Bryan Ferrari discute avec trois invité·e·s de durabilité financière et économique. Anne-Marie Loesch est Head of Sustainability & Business Development à la Chambre de Commerce, Michel Wursteisen est QSHE Security & Compliance Manager chez Wallenborn Transports SA et Romy Reding est cheffe de projet ESG chez Spuerkeess et co-responsable du programme Transition Enabler.
Comment la finance peut-elle être un moteur de la transition durable et quels outils sont à disposition des entreprises pour mieux anticiper ces enjeux ? Ensemble, ils·elles ont décrypté l'impact des normes ESG sur la compétitivité et le financement des entreprises.
Bryan Ferrari : Parlons durabilité.
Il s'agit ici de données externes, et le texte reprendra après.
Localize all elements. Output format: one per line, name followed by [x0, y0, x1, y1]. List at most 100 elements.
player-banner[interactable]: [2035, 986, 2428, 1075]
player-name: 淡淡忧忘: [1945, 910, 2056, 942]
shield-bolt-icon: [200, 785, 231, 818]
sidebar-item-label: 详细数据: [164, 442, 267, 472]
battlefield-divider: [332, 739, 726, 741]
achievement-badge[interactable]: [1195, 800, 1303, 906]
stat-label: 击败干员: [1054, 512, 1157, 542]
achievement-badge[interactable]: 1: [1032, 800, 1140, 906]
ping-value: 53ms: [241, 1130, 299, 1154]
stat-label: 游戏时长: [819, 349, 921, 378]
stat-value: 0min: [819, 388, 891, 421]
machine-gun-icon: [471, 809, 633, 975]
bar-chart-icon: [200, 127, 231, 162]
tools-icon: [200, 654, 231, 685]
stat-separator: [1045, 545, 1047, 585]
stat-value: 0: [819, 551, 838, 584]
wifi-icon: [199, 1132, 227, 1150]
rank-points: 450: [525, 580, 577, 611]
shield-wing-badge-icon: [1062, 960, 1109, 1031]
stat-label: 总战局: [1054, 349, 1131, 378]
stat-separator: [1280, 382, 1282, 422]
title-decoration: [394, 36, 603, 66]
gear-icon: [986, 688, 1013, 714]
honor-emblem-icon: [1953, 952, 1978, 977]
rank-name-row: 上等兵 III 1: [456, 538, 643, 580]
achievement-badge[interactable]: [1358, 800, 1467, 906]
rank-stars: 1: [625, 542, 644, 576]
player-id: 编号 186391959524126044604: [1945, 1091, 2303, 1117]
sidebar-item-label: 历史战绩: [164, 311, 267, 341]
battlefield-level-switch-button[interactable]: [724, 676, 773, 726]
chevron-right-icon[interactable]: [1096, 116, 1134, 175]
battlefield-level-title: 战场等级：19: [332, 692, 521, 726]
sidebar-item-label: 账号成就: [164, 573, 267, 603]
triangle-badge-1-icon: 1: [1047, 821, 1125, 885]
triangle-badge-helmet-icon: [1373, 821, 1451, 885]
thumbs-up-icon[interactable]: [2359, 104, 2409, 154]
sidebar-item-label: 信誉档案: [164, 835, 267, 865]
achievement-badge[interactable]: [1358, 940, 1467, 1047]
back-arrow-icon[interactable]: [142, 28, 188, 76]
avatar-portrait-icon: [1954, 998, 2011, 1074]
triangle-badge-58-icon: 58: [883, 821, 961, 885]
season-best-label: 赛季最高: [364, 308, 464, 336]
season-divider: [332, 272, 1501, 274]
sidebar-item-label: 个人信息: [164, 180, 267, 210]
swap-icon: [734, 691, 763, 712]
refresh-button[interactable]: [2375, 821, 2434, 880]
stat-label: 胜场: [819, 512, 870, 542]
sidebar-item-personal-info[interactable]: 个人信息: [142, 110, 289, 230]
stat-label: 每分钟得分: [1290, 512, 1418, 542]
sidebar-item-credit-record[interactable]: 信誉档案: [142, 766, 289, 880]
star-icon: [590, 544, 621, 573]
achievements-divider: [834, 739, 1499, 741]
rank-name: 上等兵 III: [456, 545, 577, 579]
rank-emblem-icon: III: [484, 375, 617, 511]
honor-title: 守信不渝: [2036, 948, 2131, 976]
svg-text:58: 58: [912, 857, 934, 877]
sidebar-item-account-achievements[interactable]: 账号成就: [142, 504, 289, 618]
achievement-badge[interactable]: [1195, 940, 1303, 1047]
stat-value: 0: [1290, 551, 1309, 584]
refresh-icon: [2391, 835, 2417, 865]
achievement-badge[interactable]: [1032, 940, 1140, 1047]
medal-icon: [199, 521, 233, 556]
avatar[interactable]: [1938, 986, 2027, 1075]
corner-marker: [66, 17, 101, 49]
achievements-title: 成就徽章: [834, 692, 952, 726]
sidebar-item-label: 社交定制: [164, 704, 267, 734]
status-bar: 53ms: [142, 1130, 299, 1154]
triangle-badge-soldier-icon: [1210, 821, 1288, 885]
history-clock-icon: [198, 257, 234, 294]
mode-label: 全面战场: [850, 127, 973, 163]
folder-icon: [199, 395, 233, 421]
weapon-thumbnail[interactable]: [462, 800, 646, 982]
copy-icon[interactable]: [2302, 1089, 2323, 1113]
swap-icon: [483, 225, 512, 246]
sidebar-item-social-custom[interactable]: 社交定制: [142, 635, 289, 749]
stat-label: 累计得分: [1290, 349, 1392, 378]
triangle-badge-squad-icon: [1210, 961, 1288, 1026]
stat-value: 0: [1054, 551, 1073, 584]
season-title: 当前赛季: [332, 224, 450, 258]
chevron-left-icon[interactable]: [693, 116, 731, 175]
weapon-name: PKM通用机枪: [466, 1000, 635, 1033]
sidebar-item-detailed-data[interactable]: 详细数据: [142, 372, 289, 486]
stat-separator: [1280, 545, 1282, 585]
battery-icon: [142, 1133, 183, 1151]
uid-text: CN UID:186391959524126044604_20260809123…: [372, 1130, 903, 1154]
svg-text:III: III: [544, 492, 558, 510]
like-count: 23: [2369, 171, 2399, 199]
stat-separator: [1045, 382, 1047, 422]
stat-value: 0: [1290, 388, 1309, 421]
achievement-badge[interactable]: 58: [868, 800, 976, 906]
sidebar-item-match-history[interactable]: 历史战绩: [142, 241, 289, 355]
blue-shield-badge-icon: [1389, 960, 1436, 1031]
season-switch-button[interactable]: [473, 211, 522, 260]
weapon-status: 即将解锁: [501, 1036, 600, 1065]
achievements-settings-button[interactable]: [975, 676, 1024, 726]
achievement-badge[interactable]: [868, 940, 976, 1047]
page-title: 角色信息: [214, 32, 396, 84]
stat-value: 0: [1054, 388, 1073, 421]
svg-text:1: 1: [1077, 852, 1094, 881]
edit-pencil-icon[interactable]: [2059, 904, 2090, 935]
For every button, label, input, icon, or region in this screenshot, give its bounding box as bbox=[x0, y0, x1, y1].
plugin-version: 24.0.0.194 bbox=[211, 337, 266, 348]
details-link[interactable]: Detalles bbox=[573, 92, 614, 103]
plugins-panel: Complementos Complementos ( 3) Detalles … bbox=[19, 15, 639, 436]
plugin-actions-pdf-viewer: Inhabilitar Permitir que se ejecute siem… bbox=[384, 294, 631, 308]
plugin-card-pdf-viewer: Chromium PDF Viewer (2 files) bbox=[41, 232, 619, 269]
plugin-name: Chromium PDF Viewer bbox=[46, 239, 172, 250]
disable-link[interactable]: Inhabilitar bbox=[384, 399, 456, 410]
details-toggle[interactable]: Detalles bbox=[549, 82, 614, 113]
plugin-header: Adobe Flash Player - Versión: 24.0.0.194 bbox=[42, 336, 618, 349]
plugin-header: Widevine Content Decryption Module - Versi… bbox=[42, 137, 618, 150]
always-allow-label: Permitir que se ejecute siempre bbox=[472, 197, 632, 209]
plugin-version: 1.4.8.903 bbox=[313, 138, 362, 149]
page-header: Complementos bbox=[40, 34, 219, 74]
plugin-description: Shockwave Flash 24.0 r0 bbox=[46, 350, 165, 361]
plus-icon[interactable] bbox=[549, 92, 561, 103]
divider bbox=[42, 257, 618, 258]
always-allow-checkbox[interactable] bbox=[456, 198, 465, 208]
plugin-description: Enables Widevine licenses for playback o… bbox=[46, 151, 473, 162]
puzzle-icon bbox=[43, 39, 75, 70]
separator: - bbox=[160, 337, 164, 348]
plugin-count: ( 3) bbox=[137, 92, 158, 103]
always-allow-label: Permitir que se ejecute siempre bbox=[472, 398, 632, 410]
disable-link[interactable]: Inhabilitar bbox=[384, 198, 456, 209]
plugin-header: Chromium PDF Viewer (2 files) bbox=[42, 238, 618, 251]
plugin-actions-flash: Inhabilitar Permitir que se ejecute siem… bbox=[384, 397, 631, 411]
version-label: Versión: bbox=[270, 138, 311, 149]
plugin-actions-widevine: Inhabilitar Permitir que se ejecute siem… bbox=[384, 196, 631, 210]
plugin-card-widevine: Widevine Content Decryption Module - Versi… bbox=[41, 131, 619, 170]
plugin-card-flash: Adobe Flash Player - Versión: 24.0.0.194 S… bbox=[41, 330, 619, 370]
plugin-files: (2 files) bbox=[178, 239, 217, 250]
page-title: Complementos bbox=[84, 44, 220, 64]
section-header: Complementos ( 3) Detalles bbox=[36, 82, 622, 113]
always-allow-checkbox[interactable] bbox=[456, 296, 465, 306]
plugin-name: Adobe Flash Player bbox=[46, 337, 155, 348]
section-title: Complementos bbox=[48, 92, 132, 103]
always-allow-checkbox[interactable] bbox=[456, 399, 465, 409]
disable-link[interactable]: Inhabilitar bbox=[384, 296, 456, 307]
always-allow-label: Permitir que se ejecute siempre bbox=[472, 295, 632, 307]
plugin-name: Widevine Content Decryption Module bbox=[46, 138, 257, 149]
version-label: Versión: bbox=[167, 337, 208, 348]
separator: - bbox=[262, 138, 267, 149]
Pas forcément pour le monde des finances, mais pour celui des entreprises. Car celui-ci aussi a des besoins et des demandes. Justement, quelles sont-elles ?
Anne-Marie Loesch : En finance, l'agenda des réglementations ESG est assez important. Cela concerne aussi dorénavant les entreprises, surtout en ce qui concerne le reporting en matière de durabilité. Le reporting ESG : environnemental, social, de gouvernance. À noter que tout n'est pas récent, certaines obligations datent de 2014. Des entreprises, par exemple Arcelor Mittal, font un tel reporting depuis déjà bien longtemps. Mais on s'est rendu compte qu'il y avait un certain nombre de limites par rapport à cette réglementation en termes de standardisation des informations et de greenwashing parce qu'il n'existait pas de standards. C'est là qu'une autre ère a vu le jour. L'ère du Green Deal. L'Europe s'est fixé beaucoup d'objectifs assez ambitieux en termes de neutralité climatique et a mis en place le volet de la CSRD, la Corporate Sustainability Reporting Directive, pour créer un levier ayant pour but de les atteindre.

Anne-Marie Loesch
L'objectif était aussi de simplifier l'accès aux données ESG et de créer plus de transparence pour rediriger les capitaux vers des investissements et vers des projets durables. Une autre nouveauté, c'est qu'elle a introduit des normes pour que chaque entreprise doive reporter les mêmes choses. Que ces données soient comparables entre elles, que les entreprises puissent se démarquer via leur performance sur ces sujets. Cela introduit également une obligation d'audit avec un niveau d'assurance limitée. Pour les entreprises qui ne sont pas directement touchées par cette directive, il y a un standard volontaire qui a été introduit – le VSME, Voluntary Standards for SMEs.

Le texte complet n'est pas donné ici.